TreeBrowser (browser without tabs) + demo application

    I decided to participate in the Mozilla Labs Design Challenge Summer 2009, because it’s a very tasty topic of the contest - “What can I offer to replace the tabs in the browser”. To get started - video:

    Under the cut - a detailed description of the idea and screenshots.


    The idea of ​​contra was born in Mozilla Labs, because tabs (tabs) do not work very well when there are a lot of them. They do not fit on the screen and do not give the user sufficient hints so that he can quickly remember whether he visited the page or not, whether it is open in one of the many tabs or if it needs to be opened in a new way.

    It seems to me that the problem is not only in the tabs - in addition to them there is a history of visited pages, bookmarks (favorite sites), a stack of pages in the current tab (back / forward navigation buttons). All this is implemented in browsers as separate entities, and there are scaling problems everywhere.

    For example - if you even have 7-10 tabs, can you remember with confidence that you switch to any of the tabs, which page will you go to by clicking the "Back" or "Forward" button? Can you say with certainty how you got to the page you are on?


    Imagine that the browser does not have the usual separate concepts of “tab”, “history of visits”, “favorites”. Instead, there is a common space for the pages you visit. Each page is represented in this space by its own sketch, and the pages are connected to each other by links (links). You can move around the space, scale and move pages in it, grouping them by topic.


    Such a space is very similar to “mind maps” (I don’t know if there is an established Russian-language term for this), i.e. graphs that people draw on their own in order to better understand the subject, to make some area of ​​knowledge more visual.
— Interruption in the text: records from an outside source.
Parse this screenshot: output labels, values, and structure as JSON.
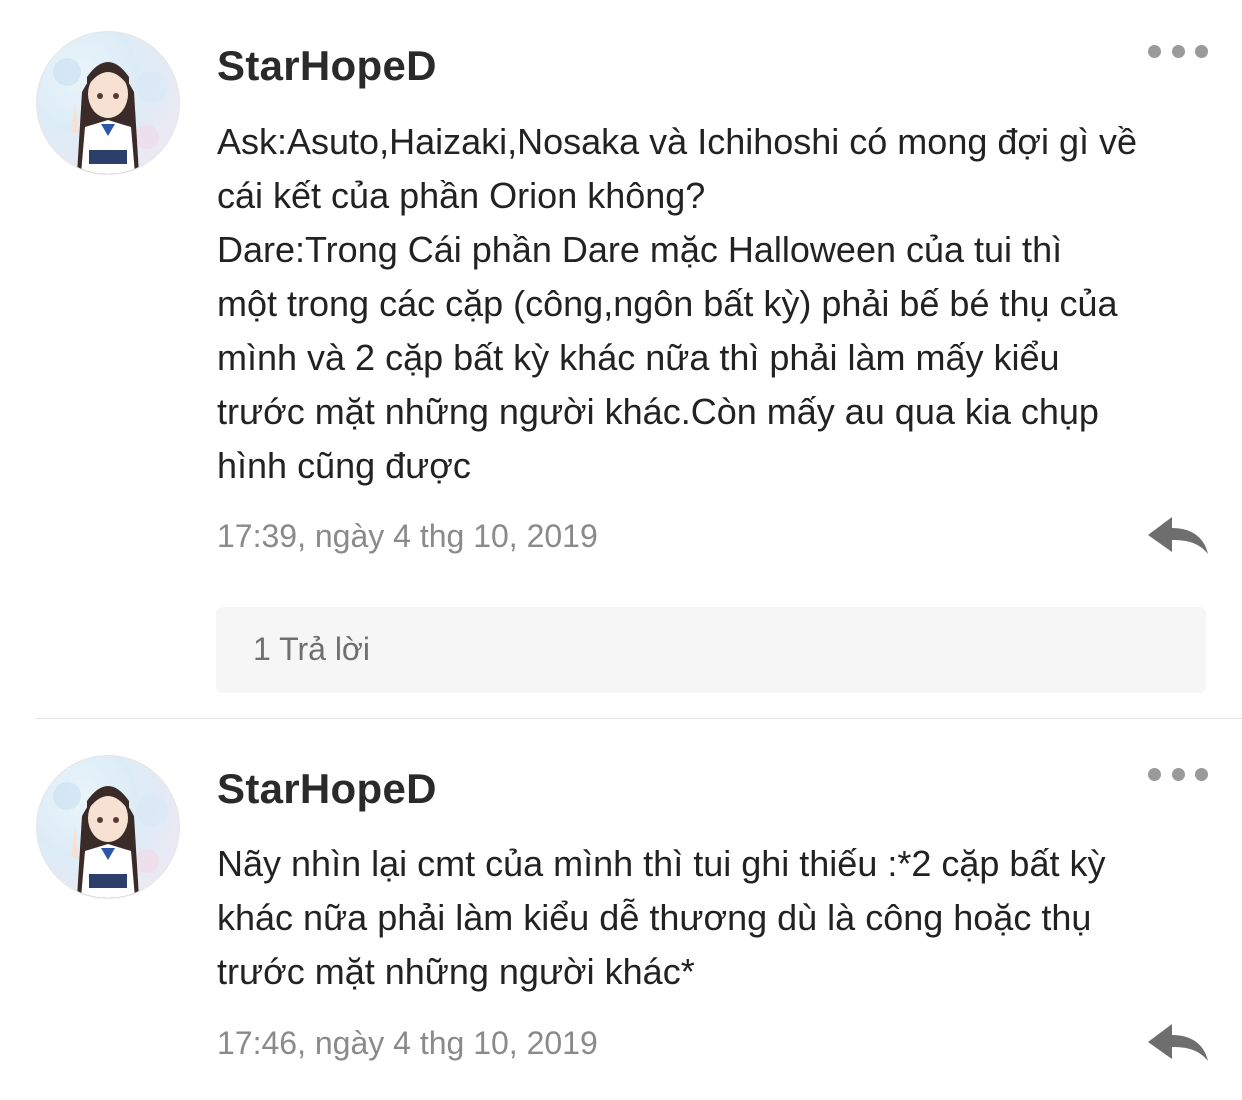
{
  "comments": [
    {
      "username": "StarHopeD",
      "lines": [
        "Ask:Asuto,Haizaki,Nosaka và Ichihoshi có mong đợi gì về",
        "cái kết của phần Orion không?",
        "Dare:Trong Cái phần Dare mặc Halloween của tui thì",
        "một trong các cặp (công,ngôn bất kỳ) phải bế bé thụ của",
        "mình và 2 cặp bất kỳ khác nữa thì phải làm mấy kiểu",
        "trước mặt những người khác.Còn mấy au qua kia chụp",
        "hình cũng được"
      ],
      "timestamp": "17:39, ngày 4 thg 10, 2019",
      "replies_label": "1 Trả lời",
      "more_icon": "more-horizontal-icon",
      "reply_icon": "reply-arrow-icon"
    },
    {
      "username": "StarHopeD",
      "lines": [
        "Nãy nhìn lại cmt của mình thì tui ghi thiếu :*2 cặp bất kỳ",
        "khác nữa phải làm kiểu dễ thương dù là công hoặc thụ",
        "trước mặt những người khác*"
      ],
      "timestamp": "17:46, ngày 4 thg 10, 2019",
      "more_icon": "more-horizontal-icon",
      "reply_icon": "reply-arrow-icon"
    }
  ],
  "colors": {
    "text": "#222222",
    "muted": "#8a8a8a",
    "icon": "#6e6e6e",
    "reply_box_bg": "#f6f6f6",
    "divider": "#e4e4e4"
  }
}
Below I gave a fun and cute example of such a hand-drawn map found on the Web. The idea is that the browser creates such maps automatically as you visit the sites (while giving you the opportunity to intervene in the process, of course). This would reduce the cognitive load and make the navigation process more visual and understandable even to people far from computers.

    Mind map example

    With this approach, the user does not have to think about whether to open the link in the current ondack or in the new one - there is no concept of tabs. Modern browsers and memory can well preserve the full state of the browser window with all the data and restore it, using a pool of several browser instances for faster switching between pages.

    If you enter the address of a page you have already visited, then instead of opening a new page, the browser simply jumps you to an existing page on the map. Thus, on the map you will see the history of those pages that you opened from the current page (i.e. the history of visits is integrated together with the current session).

    Demo app


    I tried to translate this idea into a demo application, which you saw in the video and screenshots. It can be downloaded from this link: (350 Kb).

    The application works under Windows XP / Windows Vista / Windows 7 and does not require installation - just unzip the archive to any folder. Try it, play with it. I wonder what you think about it.


    It is clear that the demo has a fairly limited functionality. A real browser should (or may) have the following features:
    • support for different cards with the ability to save and load, so that you can share your sessions with friends or backup these sessions;
    • the ability to create “starter maps” with the most useful sites grouped by topics (similar to favorites) so that you can start surfing the Web based on a specific set of sites;
    • support for different representations of maps (for example, free form, as in a demo application or more structured, suitable for displaying a sequence of page visits for a certain period of time);
    • support for the “time machine” mode, where you can see the map at a certain point in time in the past or even play back the page opening order and the “growth” of the map in animated form;
    • the ability to search and highlight on the map pages that meet the search criteria specified in the address bar (which also works as a search field);
    • full keyboard support and when working with the card.

    PS: There is also a description and a video in English (which, in fact, was sent to the contest).